Trombosit Düşüklüğünün Belirtileri ve Riskleri

Trombosit düşüklüğünün şiddetine göre belirtiler de farklılık gösterir. En belirgin risk, kanama eğiliminin artmasıdır.

Görülen Belirtiler

  • Kolay Morarma: Vücutta en ufak bir travmada bile kolayca morluklar oluşması (ekimoz veya purpura).
  • Peteşi: Özellikle bacaklarda ve ayaklarda görülen, toplu iğne başı büyüklüğünde kırmızı veya mor noktacıklar. Bunlar, cilt altındaki küçük kanamalardır.
  • Burun ve Diş Eti Kanamaları: Nedensiz veya hafif travmayla oluşan uzun süreli kanamalar.
  • Adet Kanamalarında Artış: Kadınlarda daha uzun süren ve daha yoğun adet kanamaları (menoraji).
  • Kanlı İdrar veya Dışkı: Ciddi durumlarda iç kanama belirtisi olabilir.
  • Yorgunluk ve Halsizlik: Kan kaybına bağlı anemi gelişimiyle birlikte görülebilir.

Kanama Riskleri

Trombosit sayısı çok düştüğünde, spontan (kendiliğinden) veya travma sonrası ciddi iç kanamalar meydana gelebilir. Özellikle beyin kanaması gibi hayati risk taşıyan durumlar, acil tıbbi müdahale gerektirir. Düşük trombosit seviyeleri, cerrahi operasyonlar veya diş çekimi gibi girişimler sırasında da kanama riskini önemli ölçüde artırır. (Trombositopeni hakkında daha fazla bilgi ve tedavi yöntemleri için Acıbadem Sağlık Grubu'nun ilgili sayfasına göz atabilirsiniz.)

Teşhis ve Tedavi Yaklaşımları

Trombositopeni teşhisi, genellikle tam kan sayımı testi ile konulur. Teşhisin ardından, altta yatan nedeni belirlemek için ek testler (kemik iliği biyopsisi, antikor testleri vb.) yapılabilir. Tedavi, trombosit düşüklüğünün nedenine ve şiddetine bağlı olarak değişir.

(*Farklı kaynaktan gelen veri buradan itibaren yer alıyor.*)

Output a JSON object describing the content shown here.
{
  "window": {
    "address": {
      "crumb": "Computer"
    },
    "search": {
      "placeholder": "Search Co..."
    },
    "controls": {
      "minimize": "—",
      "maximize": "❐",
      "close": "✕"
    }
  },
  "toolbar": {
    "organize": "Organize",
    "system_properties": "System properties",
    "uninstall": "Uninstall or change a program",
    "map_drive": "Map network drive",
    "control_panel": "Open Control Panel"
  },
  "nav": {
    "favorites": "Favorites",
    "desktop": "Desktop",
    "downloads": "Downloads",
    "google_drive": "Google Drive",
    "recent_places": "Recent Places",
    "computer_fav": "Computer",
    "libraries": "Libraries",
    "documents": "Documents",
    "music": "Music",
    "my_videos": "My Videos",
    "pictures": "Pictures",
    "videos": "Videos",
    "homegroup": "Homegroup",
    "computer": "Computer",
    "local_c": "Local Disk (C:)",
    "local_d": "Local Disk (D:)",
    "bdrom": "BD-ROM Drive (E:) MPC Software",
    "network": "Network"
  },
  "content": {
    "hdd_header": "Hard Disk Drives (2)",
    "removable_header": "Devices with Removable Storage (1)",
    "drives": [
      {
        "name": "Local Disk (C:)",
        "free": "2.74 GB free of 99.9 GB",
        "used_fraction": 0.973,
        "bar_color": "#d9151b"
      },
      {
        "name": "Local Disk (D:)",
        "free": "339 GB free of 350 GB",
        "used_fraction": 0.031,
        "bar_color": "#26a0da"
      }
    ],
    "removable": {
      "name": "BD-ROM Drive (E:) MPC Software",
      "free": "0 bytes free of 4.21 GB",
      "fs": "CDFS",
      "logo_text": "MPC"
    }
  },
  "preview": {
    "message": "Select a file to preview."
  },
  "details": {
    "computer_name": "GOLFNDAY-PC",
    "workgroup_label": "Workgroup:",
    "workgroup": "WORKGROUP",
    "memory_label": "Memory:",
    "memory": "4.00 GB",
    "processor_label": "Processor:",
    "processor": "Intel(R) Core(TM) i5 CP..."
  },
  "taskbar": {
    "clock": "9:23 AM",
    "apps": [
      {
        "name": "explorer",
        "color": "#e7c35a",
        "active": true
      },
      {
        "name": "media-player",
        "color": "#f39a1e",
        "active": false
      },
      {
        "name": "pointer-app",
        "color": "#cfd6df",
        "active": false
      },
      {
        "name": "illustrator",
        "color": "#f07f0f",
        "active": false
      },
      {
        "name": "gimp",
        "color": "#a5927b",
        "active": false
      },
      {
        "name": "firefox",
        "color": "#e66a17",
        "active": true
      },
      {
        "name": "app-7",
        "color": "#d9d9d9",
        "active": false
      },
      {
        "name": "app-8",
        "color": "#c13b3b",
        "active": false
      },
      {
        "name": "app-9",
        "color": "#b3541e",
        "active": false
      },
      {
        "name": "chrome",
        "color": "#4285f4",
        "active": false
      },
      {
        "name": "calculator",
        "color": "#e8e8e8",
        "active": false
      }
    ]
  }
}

Altta yatan hastalığın tedavisi, ilaçlar (kortikosteroidler, immünoglobulinler), dalak çıkarılması (splenektomi) veya ağır vakalarda trombosit transfüzyonları gibi yöntemler uygulanabilir.

Sonuç

Trombosit düşüklüğü veya trombositopeni, dikkatle izlenmesi gereken önemli bir hematolojik durumdur. Morarma ve kanama riskleri, bu durumun en belirgin işaretleridir ve hafife alınmamalıdır. Eğer sizde veya sevdiklerinizde açıklanamayan morluklar, sık kanamalar veya diğer trombositopeni belirtileri varsa, mutlaka bir sağlık profesyoneline başvurarak detaylı bir değerlendirme yaptırmanız hayati önem taşır. Erken teşhis ve uygun tedavi, olası ciddi komplikasyonların önüne geçilmesinde kilit rol oynar.